The sport of rowing has taken Sarah to competitions all across the United States. Her education at Park School and Northeastern University have made her a citizen of the world.
Sarah just completed her fourth year at Northeastern. She is enrolled in a five-year program at the Boston school, in the College of Arts and Sciences, working toward a degree in international affairs and cultural anthropology with a minor in Middle Eastern studies.
“My academic world is totally opposite of my rowing world; the people are so different,” Giancola said.
“We have a co-op system, an internship program, at Northeastern. My first co-op was translating for Iraqi refugees coming into this country.
“I got to know so many people who otherwise I wouldn’t have gotten to meet. They are either people who helped the American military [in Iraq] in some way or they’re just civilians who wanted to come over to America. A lot of them are doctors, engineers, people who didn’t think it was safe at home and just wanted to leave. I helped them get basic housing, food, and to find schools.

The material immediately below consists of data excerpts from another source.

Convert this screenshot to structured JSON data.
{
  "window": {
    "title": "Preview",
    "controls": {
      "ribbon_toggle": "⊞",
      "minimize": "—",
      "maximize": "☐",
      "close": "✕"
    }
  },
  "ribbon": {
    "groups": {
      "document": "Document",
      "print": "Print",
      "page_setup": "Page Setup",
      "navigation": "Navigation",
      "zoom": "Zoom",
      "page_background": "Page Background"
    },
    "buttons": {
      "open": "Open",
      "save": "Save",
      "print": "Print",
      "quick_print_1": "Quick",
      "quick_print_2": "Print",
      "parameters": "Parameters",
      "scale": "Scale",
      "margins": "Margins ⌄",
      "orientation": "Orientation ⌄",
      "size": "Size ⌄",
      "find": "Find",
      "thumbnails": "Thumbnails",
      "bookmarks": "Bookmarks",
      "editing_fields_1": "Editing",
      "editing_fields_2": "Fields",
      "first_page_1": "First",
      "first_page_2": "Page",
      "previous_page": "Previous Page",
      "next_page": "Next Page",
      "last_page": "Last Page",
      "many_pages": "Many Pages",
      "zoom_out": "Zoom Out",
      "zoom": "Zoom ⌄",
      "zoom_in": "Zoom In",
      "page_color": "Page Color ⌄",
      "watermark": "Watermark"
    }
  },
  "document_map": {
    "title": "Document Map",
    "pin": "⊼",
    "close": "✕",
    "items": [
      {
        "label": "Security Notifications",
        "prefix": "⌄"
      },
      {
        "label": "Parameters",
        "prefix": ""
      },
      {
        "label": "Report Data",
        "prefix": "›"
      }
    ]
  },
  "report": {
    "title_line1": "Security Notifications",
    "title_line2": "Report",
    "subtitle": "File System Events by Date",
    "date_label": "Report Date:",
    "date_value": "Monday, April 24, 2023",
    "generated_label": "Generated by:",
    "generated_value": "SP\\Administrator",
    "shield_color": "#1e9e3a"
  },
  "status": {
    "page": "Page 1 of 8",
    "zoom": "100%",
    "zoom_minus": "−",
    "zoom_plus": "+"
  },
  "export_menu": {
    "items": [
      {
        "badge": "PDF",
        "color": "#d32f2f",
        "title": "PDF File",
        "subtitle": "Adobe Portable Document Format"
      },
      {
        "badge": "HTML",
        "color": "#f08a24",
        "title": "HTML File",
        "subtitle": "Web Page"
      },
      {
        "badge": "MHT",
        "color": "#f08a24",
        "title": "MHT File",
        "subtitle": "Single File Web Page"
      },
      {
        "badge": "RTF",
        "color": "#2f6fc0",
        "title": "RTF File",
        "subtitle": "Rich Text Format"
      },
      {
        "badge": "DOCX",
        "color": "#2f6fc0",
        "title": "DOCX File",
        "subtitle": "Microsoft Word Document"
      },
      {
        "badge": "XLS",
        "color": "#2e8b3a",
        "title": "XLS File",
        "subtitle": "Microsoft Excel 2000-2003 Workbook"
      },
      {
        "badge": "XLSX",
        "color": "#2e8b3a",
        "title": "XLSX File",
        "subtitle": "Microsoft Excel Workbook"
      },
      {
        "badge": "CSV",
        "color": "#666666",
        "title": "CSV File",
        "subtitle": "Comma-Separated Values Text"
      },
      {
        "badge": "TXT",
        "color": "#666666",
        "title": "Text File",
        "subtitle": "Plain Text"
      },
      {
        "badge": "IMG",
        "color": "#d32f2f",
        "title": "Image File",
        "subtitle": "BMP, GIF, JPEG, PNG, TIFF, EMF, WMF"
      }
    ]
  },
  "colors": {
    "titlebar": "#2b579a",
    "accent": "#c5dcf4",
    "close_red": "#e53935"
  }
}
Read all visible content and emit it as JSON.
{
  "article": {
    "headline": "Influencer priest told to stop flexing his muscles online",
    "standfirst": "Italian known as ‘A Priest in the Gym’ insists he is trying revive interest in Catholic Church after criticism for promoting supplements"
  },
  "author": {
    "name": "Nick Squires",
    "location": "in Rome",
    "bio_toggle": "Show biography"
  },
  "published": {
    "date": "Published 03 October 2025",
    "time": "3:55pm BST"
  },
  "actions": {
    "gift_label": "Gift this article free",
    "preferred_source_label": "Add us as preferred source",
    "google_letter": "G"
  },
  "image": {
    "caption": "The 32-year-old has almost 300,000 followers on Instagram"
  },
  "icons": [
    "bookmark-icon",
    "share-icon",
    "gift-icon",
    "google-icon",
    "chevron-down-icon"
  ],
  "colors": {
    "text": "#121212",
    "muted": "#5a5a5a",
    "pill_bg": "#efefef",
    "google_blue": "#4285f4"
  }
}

I really enjoyed it and am broadening my knowledge of Middle Eastern culture.”
Giancola was captain of her rowing team this year. On April 29 the squad won its second consecutive Colonial Athletic Association championship—and third in four years. The head coach, Joe Wilhelm, was named the CAA Coach of the Year for the second straight year.
“Last year I was in an [eight-person boat] that came in second in the Eastern Sprints. This year our varsity eight came in second in the Eastern Sprints again, so that was two years in a row. It’s kind of the East Coast championship. And my being captain was a big honor.”

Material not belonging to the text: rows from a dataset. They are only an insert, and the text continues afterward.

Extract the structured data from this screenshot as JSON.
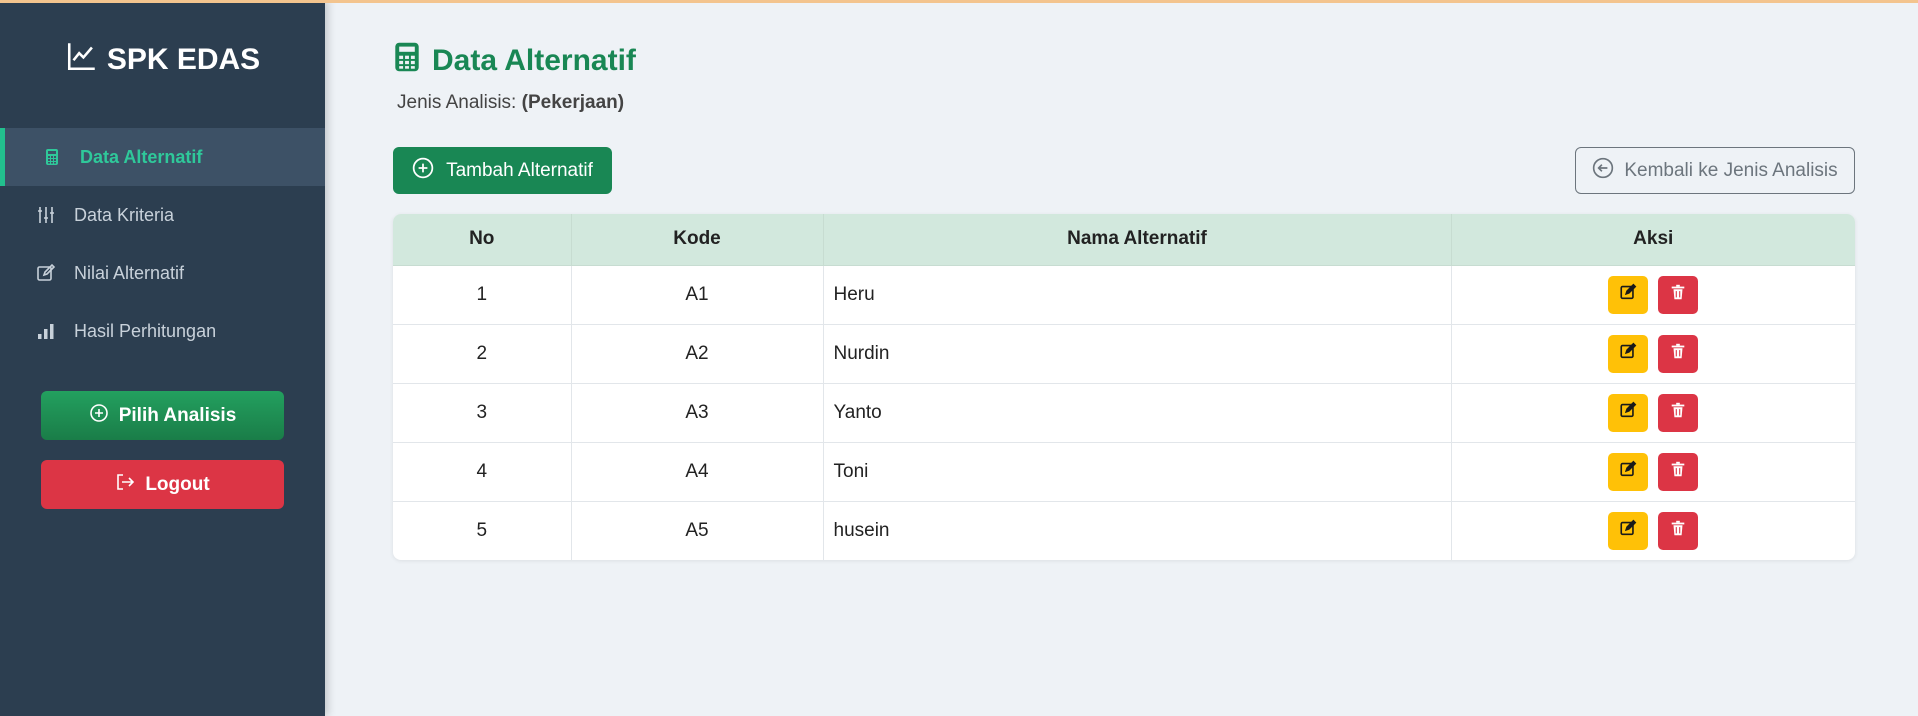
{
  "sidebar": {
    "brand": "SPK EDAS",
    "items": [
      {
        "label": "Data Alternatif",
        "icon": "calculator-icon",
        "active": true
      },
      {
        "label": "Data Kriteria",
        "icon": "sliders-icon",
        "active": false
      },
      {
        "label": "Nilai Alternatif",
        "icon": "edit-icon",
        "active": false
      },
      {
        "label": "Hasil Perhitungan",
        "icon": "bar-chart-icon",
        "active": false
      }
    ],
    "pilih_label": "Pilih Analisis",
    "logout_label": "Logout"
  },
  "main": {
    "title": "Data Alternatif",
    "subtitle_label": "Jenis Analisis:",
    "subtitle_value": "(Pekerjaan)",
    "add_label": "Tambah Alternatif",
    "back_label": "Kembali ke Jenis Analisis"
  },
  "table": {
    "headers": [
      "No",
      "Kode",
      "Nama Alternatif",
      "Aksi"
    ],
    "rows": [
      {
        "no": "1",
        "kode": "A1",
        "nama": "Heru"
      },
      {
        "no": "2",
        "kode": "A2",
        "nama": "Nurdin"
      },
      {
        "no": "3",
        "kode": "A3",
        "nama": "Yanto"
      },
      {
        "no": "4",
        "kode": "A4",
        "nama": "Toni"
      },
      {
        "no": "5",
        "kode": "A5",
        "nama": "husein"
      }
    ]
  },
  "colors": {
    "sidebar_bg": "#2c3e50",
    "accent_green": "#198754",
    "active_text": "#2fc89a",
    "edit_button": "#ffc107",
    "delete_button": "#dc3545",
    "table_header": "#d2e8dd"
  }
}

Giancola has used up her four years of college athletic eligibility, so she thought she would be done with the rigors of rowing for awhile. It didn’t turn out that way.

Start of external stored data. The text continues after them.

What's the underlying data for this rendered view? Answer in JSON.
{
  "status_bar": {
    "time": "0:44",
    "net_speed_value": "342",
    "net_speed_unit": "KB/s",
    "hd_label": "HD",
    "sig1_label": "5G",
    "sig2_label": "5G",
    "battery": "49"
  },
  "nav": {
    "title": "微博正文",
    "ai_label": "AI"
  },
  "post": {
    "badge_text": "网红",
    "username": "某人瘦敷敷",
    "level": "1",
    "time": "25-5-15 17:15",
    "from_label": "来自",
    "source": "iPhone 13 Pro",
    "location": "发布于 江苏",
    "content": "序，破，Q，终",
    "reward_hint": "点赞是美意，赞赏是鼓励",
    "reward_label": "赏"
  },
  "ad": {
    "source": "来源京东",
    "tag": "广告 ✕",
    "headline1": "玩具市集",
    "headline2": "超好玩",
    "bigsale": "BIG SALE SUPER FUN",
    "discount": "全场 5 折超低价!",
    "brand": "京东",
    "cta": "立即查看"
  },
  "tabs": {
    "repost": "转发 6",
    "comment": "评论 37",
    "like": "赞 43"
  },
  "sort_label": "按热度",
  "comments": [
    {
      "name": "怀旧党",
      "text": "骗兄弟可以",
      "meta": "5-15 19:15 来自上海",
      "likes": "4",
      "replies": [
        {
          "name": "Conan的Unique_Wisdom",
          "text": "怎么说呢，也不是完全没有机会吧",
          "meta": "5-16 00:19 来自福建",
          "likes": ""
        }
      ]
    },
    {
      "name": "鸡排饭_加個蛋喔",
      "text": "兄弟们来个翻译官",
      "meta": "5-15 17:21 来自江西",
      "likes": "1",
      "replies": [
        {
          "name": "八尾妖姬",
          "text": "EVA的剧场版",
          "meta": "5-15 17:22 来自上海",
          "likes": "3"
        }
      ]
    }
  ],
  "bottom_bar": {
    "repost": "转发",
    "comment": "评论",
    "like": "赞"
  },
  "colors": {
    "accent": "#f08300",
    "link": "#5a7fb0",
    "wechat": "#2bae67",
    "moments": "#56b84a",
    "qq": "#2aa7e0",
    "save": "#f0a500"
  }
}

In May, USRowing invited Sarah to try out for the Lightweight Women’s Under 23 National Team. She began tryouts in early June and advanced through the U.S. trials, earning a spot on the team that represented the U.S. in the 2012 Rowing Under 23 Championships, held July 11–15 in Trakai, Lithuania. Their boat, the lightweight women’s quadruple sculls, finished fourth in the championships, narrowly missing out on a medal.
One of her teammates on the boat was a University at Buffalo graduate, Cornelia Willis of Clarence. The other boat members were Samantha Brecht (Flourtown, PA.) and Carolina Paini (Newport Beach, CA.).
Sarah said that just trying out for a spot on the national team was an honor she was not expecting. “One of the coaches from the University of Virginia–they are the number-one team in the country–she saw me rowing, talked to my coach,” and recommended that Sarah try out.
“I like training and like working out, so it’s worth it,” she said. “Especially with the friends you make, you go through something that’s pretty time-intensive, pretty taxing overall, and the people you meet and become friends with tend to be pretty good friends. It’s been a long run, but it’s been really fun.”
Sarah’s long run in crew began at Buffalo’s West Side Rowing Club. Her academic passions were first kindled at Park School, where her mom, Tammy Giancola, is head of the math department.
“I felt more than prepared when I got to college,” Sarah said. “The small class sizes at Park meant you got to know your teachers. You could ask anyone if you needed help. When I got to Northeastern I wasn’t afraid to ask for help. I developed a lot of close relationships with professors because of my Park experience.”
In addition to her mom, Sarah mentioned Park language teacher Beth Anne Jeswald as being particularly influential in her life.
“She really helped me with my senior thesis. She was one of the reasons I have such an interest in languages. And she was really there for you if you had any problems outside of school and wanted someone to talk to.
“Then it was Ms. [Kerry] Reynolds and Mr. [Jeremy] Besch. I had Mr. Besch for freshman English. With Ms. Reynolds, I had a course called ‘In Search of the Good Life.’ I learned a lot in that class. She really helped me to think for myself, helped me to question people’s values and things. I learned a lot from those three teachers, but all of my teachers were really good.”